Let's make this calculation within the skorercard class In terms of code, it's similar to this
X_train_bins = scorecard.bucket_transform(X_train)
iv_dict = iv(X_train_bins, y_train)
iv_values = pd.Series(iv_dict).sort_values(ascending=False)
iv_values.name="IV"
feat_importance = model_stats[['Coef.']].join(iv_values)
feat_importance['importance'] = -1.*feat_importance['Coef.']*feat_importance['IV']
feat_importance.sort_values(by='importance', ascending=False)
We also then need to update docs/tutorials/3_skorecard_models.ipynb
, this section:
Also a suggestion, the coefficients have their own intervals(usually 5% and 95%), it would be great to have a weight plot. I would like to contribute in this issue.
@satya-pattnaik This sounds like a really nice idea. If you like, I can open a separate issue for this and assign you to it?

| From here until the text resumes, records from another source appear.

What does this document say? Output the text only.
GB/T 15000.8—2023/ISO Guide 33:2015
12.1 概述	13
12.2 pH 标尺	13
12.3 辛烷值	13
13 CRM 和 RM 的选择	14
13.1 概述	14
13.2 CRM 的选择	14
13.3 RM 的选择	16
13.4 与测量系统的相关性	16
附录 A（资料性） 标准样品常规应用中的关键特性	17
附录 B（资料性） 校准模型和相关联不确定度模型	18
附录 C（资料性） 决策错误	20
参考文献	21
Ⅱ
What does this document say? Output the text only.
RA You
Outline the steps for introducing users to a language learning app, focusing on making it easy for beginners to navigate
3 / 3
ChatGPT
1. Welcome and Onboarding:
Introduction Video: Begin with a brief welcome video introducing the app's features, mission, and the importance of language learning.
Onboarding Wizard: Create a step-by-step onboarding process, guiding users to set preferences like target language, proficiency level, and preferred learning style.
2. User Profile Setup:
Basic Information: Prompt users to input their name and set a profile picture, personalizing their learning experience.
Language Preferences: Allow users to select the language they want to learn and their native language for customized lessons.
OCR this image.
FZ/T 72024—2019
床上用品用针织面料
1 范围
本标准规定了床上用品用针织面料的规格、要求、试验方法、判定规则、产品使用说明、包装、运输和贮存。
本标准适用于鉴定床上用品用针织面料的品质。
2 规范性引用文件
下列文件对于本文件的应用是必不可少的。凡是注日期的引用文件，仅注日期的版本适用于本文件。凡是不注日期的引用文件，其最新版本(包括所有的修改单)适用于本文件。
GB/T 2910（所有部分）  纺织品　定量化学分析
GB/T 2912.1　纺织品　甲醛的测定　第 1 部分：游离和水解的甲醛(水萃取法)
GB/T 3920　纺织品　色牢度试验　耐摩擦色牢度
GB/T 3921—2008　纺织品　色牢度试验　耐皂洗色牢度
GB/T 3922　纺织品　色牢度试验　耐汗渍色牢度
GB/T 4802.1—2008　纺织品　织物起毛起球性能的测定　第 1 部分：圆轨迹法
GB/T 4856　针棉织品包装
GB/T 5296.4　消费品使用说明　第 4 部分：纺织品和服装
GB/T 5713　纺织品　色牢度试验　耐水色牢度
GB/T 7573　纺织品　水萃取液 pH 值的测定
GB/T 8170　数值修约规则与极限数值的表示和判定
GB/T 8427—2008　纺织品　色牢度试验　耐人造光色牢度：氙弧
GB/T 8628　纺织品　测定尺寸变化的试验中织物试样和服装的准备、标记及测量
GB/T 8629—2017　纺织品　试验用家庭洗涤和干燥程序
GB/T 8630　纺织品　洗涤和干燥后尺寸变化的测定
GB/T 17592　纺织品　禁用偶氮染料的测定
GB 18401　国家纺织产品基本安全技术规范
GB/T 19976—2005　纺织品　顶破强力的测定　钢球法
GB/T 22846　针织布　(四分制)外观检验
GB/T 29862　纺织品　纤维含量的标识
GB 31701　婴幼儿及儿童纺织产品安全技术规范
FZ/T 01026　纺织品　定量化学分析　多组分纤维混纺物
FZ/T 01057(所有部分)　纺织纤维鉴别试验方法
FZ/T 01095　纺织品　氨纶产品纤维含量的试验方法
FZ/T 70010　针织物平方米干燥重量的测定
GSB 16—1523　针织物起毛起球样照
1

Sounds good, you can assign it to me @orchardbirds .
Hey @orchardbirds @satya-pattnaik do you still plan to work on this issue ? Let me know how we can help you.
Hi is this issue still open, i would like to work on it
@rishabsinghh awesome, I believe so. What do you think @anilkumarpanda ?
Whats the update? can i ?
Yes
Hi @rishabsinghh thanks for picking this up.